Cacti and Succulents for the windowsill
Many of us, and perhaps especially children, are attracted by these exotic plants. The common linking characteristic of these two types of plants is their ability to store water in the leaves and stems enabling them to survive in dry habitats. However although they do not like standing in water, contrary to expectation between April and September they can be watered freely just allow them to dry out slightly between each watering.
The majority of cacti and succulents grow in the desert with low moisture, dry air, bright sunshine, good drainage and high temperatures, making them ideal specimens to grow on a windowsill. Many are miniature so they are ideal for grouping together in a saucer or windowsill tray as a collection of shapes and sizes. These plants are generally content in a bright position but generally don’t enjoy being baked all day. They are more likely to produce flowers if they are fairly cool in the winter, being happy with a temperature of 5 degrees centigrade.

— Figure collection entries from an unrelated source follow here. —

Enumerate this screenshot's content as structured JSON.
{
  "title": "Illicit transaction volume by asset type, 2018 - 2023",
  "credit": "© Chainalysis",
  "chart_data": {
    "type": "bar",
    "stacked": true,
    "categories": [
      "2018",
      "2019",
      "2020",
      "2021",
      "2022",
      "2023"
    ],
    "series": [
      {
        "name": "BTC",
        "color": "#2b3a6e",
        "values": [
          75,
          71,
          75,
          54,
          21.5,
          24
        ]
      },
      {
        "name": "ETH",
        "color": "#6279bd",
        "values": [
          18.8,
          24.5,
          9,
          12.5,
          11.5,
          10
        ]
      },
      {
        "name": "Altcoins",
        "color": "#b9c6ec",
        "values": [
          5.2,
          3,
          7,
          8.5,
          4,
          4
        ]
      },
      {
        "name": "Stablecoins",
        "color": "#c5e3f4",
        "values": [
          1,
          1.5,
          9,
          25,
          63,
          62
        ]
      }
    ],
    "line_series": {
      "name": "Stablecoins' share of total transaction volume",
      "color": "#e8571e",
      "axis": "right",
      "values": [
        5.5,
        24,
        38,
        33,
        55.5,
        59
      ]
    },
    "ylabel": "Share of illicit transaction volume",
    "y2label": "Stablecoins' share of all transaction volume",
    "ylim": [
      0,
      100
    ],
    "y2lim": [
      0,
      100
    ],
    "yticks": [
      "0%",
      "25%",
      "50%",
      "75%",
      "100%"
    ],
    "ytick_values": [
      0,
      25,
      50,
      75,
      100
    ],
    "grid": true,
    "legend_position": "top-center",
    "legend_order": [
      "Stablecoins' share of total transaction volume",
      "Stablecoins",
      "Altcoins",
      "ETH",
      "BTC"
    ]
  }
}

They enjoy plenty of water from spring till autumn. During winter many are happy with four months of drought. Others can become desiccated in the dry atmosphere of the house and may benefit from an occasional light misting or a very light watering. It is generally easy to buy specialist compost and to periodically repot them into slightly larger containers. With spiky plants try gently lifting them in a wad of newspaper. Note that the paddle-like leaves of Prickly-pears (Opuntia forms) can shed tiny irritating hairs – far more uncomfortable than simply being stabbed by a spine!

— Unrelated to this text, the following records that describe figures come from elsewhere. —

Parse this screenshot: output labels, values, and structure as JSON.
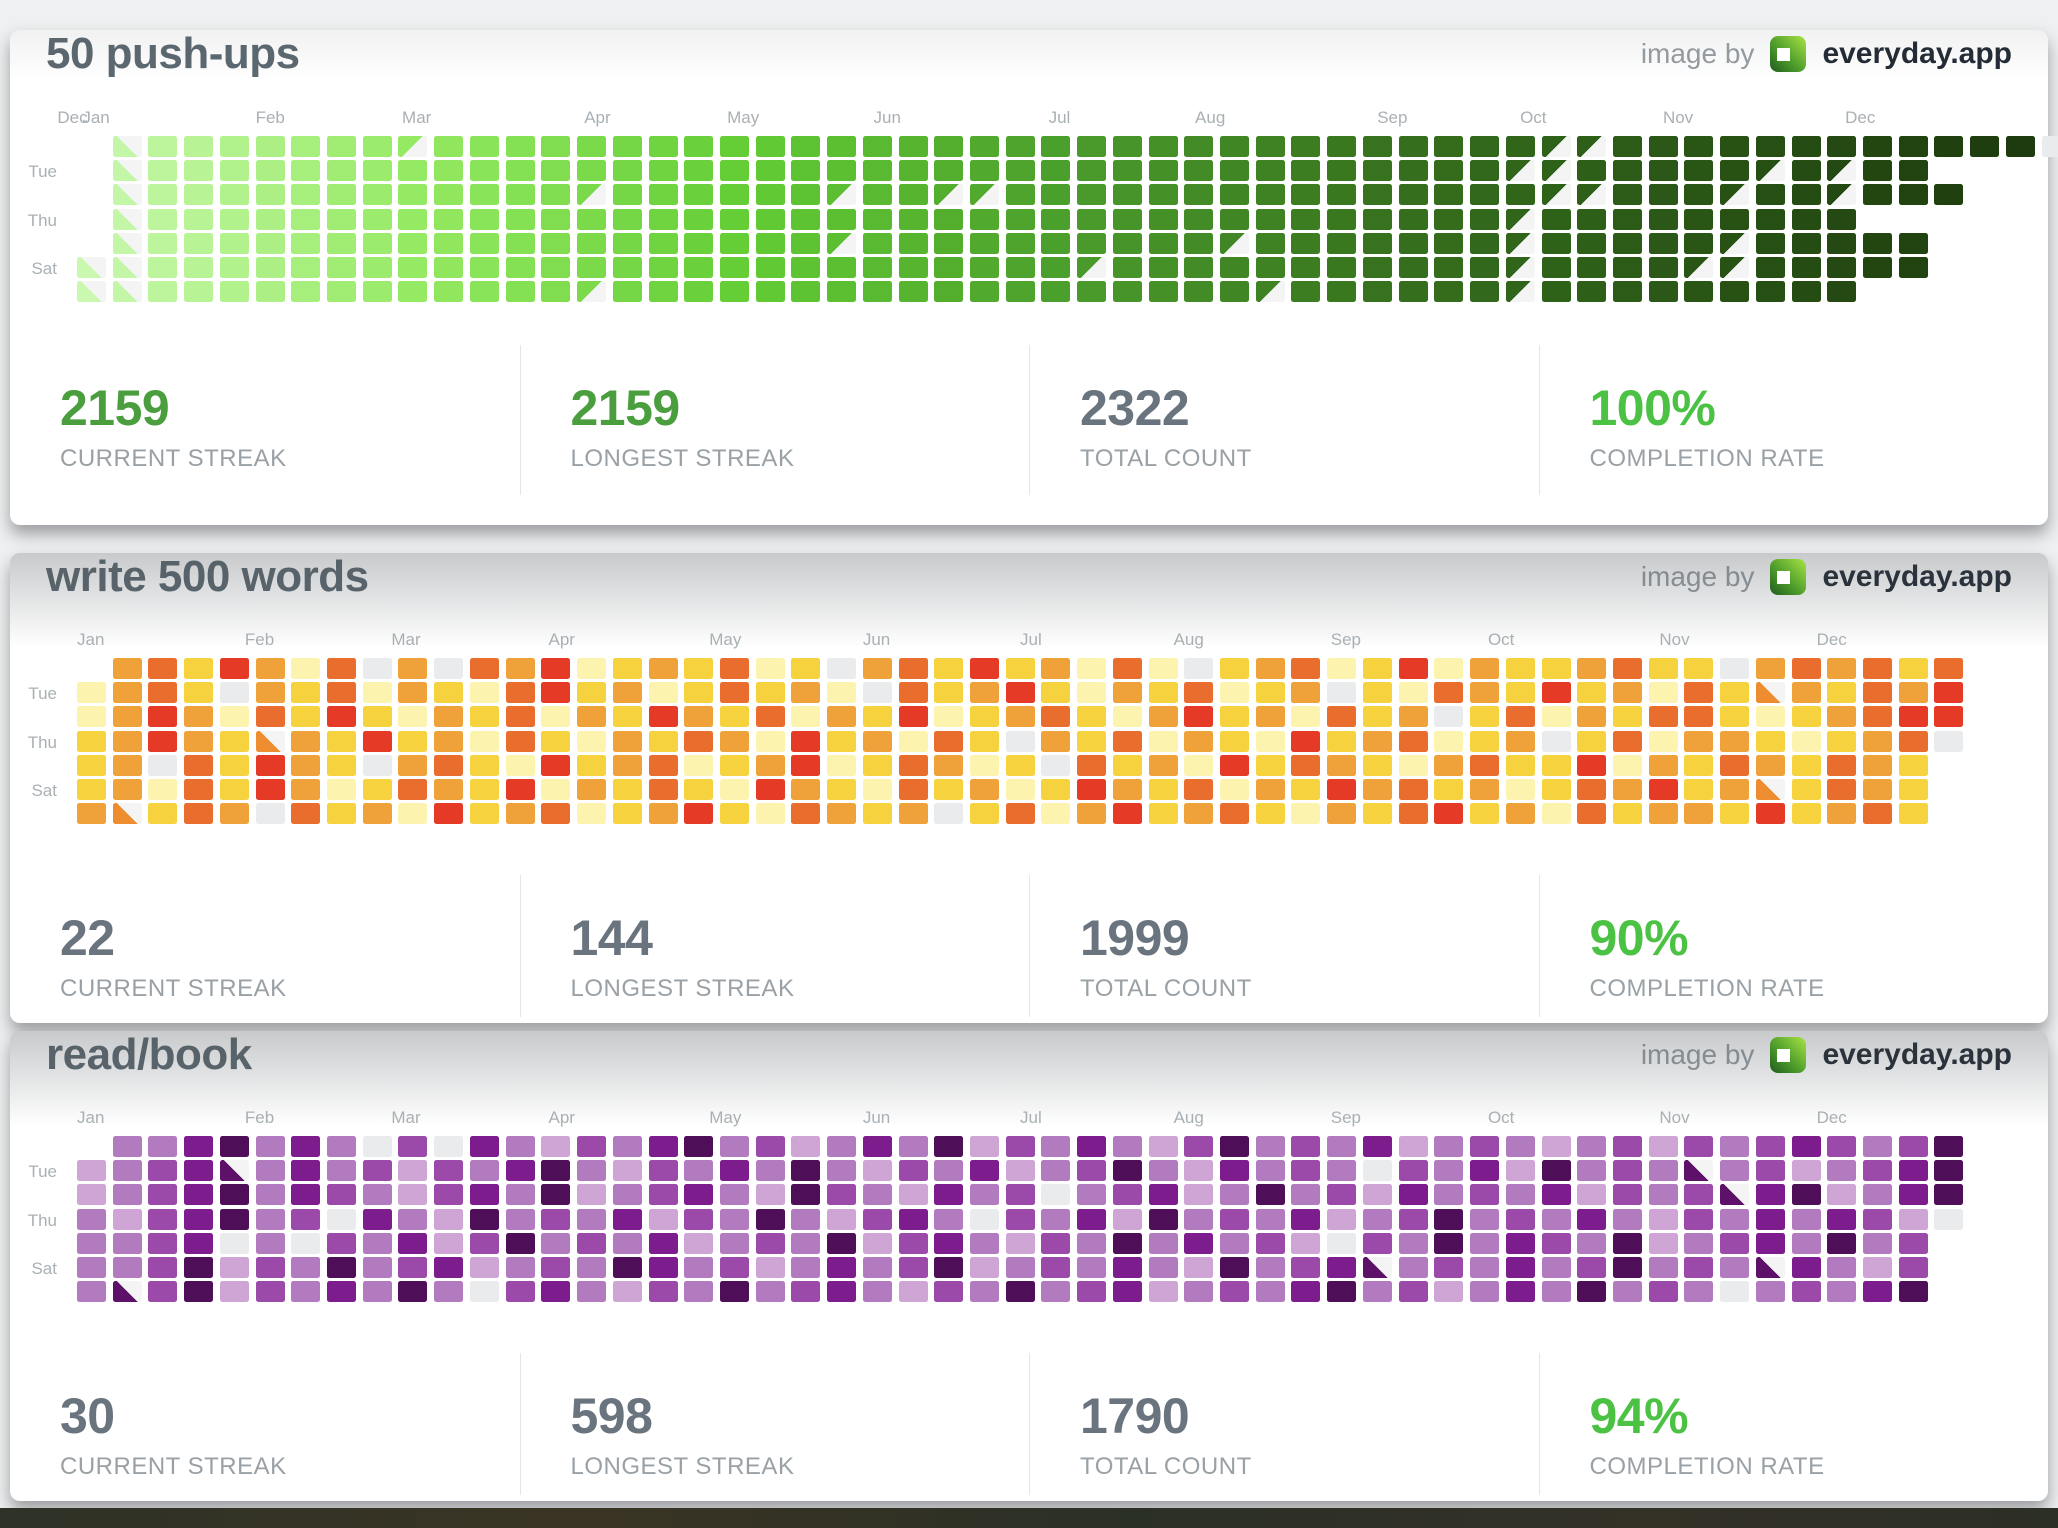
{
  "attribution": {
    "prefix": "image by",
    "brand": "everyday.app"
  },
  "colors": {
    "green": "#4a9e3e",
    "bright_green": "#4cc244",
    "gray": "#6a747e",
    "empty": "#e9ebec",
    "triangle_bg": "#f4f4f5",
    "page_background": "#eef0f1",
    "card_background": "#ffffff",
    "title_text": "#5c6870",
    "label_text": "#a9b0b4",
    "footer_strip": "#30332a"
  },
  "day_labels": [
    "Tue",
    "Thu",
    "Sat"
  ],
  "day_label_rows": [
    1,
    3,
    5
  ],
  "cell_encoding": "7 rows = weekdays Mon..Sun top to bottom, one char per week-column. '#'=done (color from date gradient), '1'-'5'=intensity level from palette (1=lightest), 'b'=partial day (bottom-left triangle), '/'=skipped day (top-left triangle), 'x'=missed/empty (gray), '.'=no cell",
  "chart_data": [
    {
      "type": "heatmap",
      "title": "50 push-ups",
      "legend_note": "color darkens continuously through the year (streak never broken)",
      "gradient": [
        "#c9f8ae",
        "#94ea62",
        "#63cc34",
        "#4a9c2b",
        "#36701d",
        "#285214",
        "#1c380d"
      ],
      "months": [
        {
          "label": "Dec",
          "col": -0.55
        },
        {
          "label": "Jan",
          "col": 0.15
        },
        {
          "label": "Feb",
          "col": 5.0
        },
        {
          "label": "Mar",
          "col": 9.1
        },
        {
          "label": "Apr",
          "col": 14.2
        },
        {
          "label": "May",
          "col": 18.2
        },
        {
          "label": "Jun",
          "col": 22.3
        },
        {
          "label": "Jul",
          "col": 27.2
        },
        {
          "label": "Aug",
          "col": 31.3
        },
        {
          "label": "Sep",
          "col": 36.4
        },
        {
          "label": "Oct",
          "col": 40.4
        },
        {
          "label": "Nov",
          "col": 44.4
        },
        {
          "label": "Dec",
          "col": 49.5
        }
      ],
      "grid_rows": [
        ".b#######/###############################//############x",
        ".b######################################//#####/#/##.",
        ".b############/######/##//###############//###/##/###.",
        ".b######################################/#########.",
        ".b###################/##########/#######/#####/#####.",
        "bb##########################/###########/####//#####.",
        "bb############/##################/######/#########."
      ],
      "stats": [
        {
          "value": "2159",
          "label": "CURRENT STREAK",
          "color": "green"
        },
        {
          "value": "2159",
          "label": "LONGEST STREAK",
          "color": "green"
        },
        {
          "value": "2322",
          "label": "TOTAL COUNT",
          "color": "gray"
        },
        {
          "value": "100%",
          "label": "COMPLETION RATE",
          "color": "bright_green"
        }
      ]
    },
    {
      "type": "heatmap",
      "title": "write 500 words",
      "legend_note": "yellow-to-red intensity per day, gray = missed",
      "palette": {
        "1": "#fcf4ae",
        "2": "#f6d33e",
        "3": "#f0a23a",
        "4": "#e96d2d",
        "5": "#e53a25"
      },
      "triangle_color": "#ee8c30",
      "months": [
        {
          "label": "Jan",
          "col": 0
        },
        {
          "label": "Feb",
          "col": 4.7
        },
        {
          "label": "Mar",
          "col": 8.8
        },
        {
          "label": "Apr",
          "col": 13.2
        },
        {
          "label": "May",
          "col": 17.7
        },
        {
          "label": "Jun",
          "col": 22.0
        },
        {
          "label": "Jul",
          "col": 26.4
        },
        {
          "label": "Aug",
          "col": 30.7
        },
        {
          "label": "Sep",
          "col": 35.1
        },
        {
          "label": "Oct",
          "col": 39.5
        },
        {
          "label": "Nov",
          "col": 44.3
        },
        {
          "label": "Dec",
          "col": 48.7
        }
      ],
      "grid_rows": [
        ".3425314x3x4351232412x342523141x23412513223422x343424",
        "1342x32413214523124231x423521324123x21432523142b32435",
        "1353142521324132532413251234213523142 3x24132442123455",
        "23532b32523142132431523142x3241321523412 3x2413321234x",
        "23x42532x342152341235124312x423152432134225132432432.",
        "23142531243251324215321423125324132534231243523b2432.",
        "3b243x42315234123521 4323x2413523421324523142332523 42."
      ],
      "stats": [
        {
          "value": "22",
          "label": "CURRENT STREAK",
          "color": "gray"
        },
        {
          "value": "144",
          "label": "LONGEST STREAK",
          "color": "gray"
        },
        {
          "value": "1999",
          "label": "TOTAL COUNT",
          "color": "gray"
        },
        {
          "value": "90%",
          "label": "COMPLETION RATE",
          "color": "bright_green"
        }
      ]
    },
    {
      "type": "heatmap",
      "title": "read/book",
      "legend_note": "light-to-dark purple intensity per day, gray = missed",
      "palette": {
        "1": "#cfa5d6",
        "2": "#b27abf",
        "3": "#9b4aaa",
        "4": "#7d1d8d",
        "5": "#4e0f58"
      },
      "triangle_color": "#5d1168",
      "months": [
        {
          "label": "Jan",
          "col": 0
        },
        {
          "label": "Feb",
          "col": 4.7
        },
        {
          "label": "Mar",
          "col": 8.8
        },
        {
          "label": "Apr",
          "col": 13.2
        },
        {
          "label": "May",
          "col": 17.7
        },
        {
          "label": "Jun",
          "col": 22.0
        },
        {
          "label": "Jul",
          "col": 26.4
        },
        {
          "label": "Aug",
          "col": 30.7
        },
        {
          "label": "Sep",
          "col": 35.1
        },
        {
          "label": "Oct",
          "col": 39.5
        },
        {
          "label": "Nov",
          "col": 44.3
        },
        {
          "label": "Dec",
          "col": 48.7
        }
      ],
      "grid_rows": [
        ".2245242x3x4213245231242513242135232412321231323 43235",
        "1234b2423132452132425213241235214232x32415232b2312345",
        "12345243213425123421 5321423x234125231423241323b451245",
        "2134523x42152324132521342x32415232412352324213242431x",
        "2234x2x3241352324123251342132524231x32524325123 42523.",
        "22351325234123254231242351232421 5234b2324235232b4213.",
        "2b351324252x342132523421325234123245231242 5232x23245."
      ],
      "stats": [
        {
          "value": "30",
          "label": "CURRENT STREAK",
          "color": "gray"
        },
        {
          "value": "598",
          "label": "LONGEST STREAK",
          "color": "gray"
        },
        {
          "value": "1790",
          "label": "TOTAL COUNT",
          "color": "gray"
        },
        {
          "value": "94%",
          "label": "COMPLETION RATE",
          "color": "bright_green"
        }
      ]
    }
  ]
}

The top of the soil should be covered in a layer of grit or small pebbles. In the growing season, April until September, feed once a month with a specialist cactus feed or liquid tomato feed. If treated correctly many cacti will flower, albeit briefly when the clear colours of their party dresses are a delightful bonus.
A few cacti that have regular shapes and, in some cases, stunning flowers:
Mammilaria bombycina. This makes a spreading colony of hairy silvered globes that carry both long and short spikes. There are around five hundred different species of generally rounded forms which often flower quite regularly.
Echinopsis come in both long and round forms, some of which have stunning blooms.
Gymnocalycium paraguayensis charm with their characterful formation and often curious spines. These contrast well with the neat lines of many Mammilaria.
And some succulents:
Haworthia attentuata with small spiky-fans having zebra stripes. There are other haworthias with curious foliage forms that delight the eye.
The delightful money-tree: Crassula argentea. This can become a substantial plant with round fleshy leaves and small starry flowers in winter. This is said to attract money to the home and can be an ever-growing feature for many years.
Many will know the Christmas or orchid cactus with cascading foliage that is beautiful in a basket. These delight with their profusely borne flowers.
And for something different:
Lithops forms, popularly called ‘Living Stones’. These disappear completely for part of the year when the ‘stones’ desiccate. An example being Lithops aucampiae with exquisite yellow daisy flowers in late summer and autumn.
Finally, for the adventurous, the amazing Pachypodium such as Pachypodium lamerei with silvery trunks and hat-like cap of leaves. This is called the Madagascar bottle-tree and is a great challenge if you have space and tolerant partners.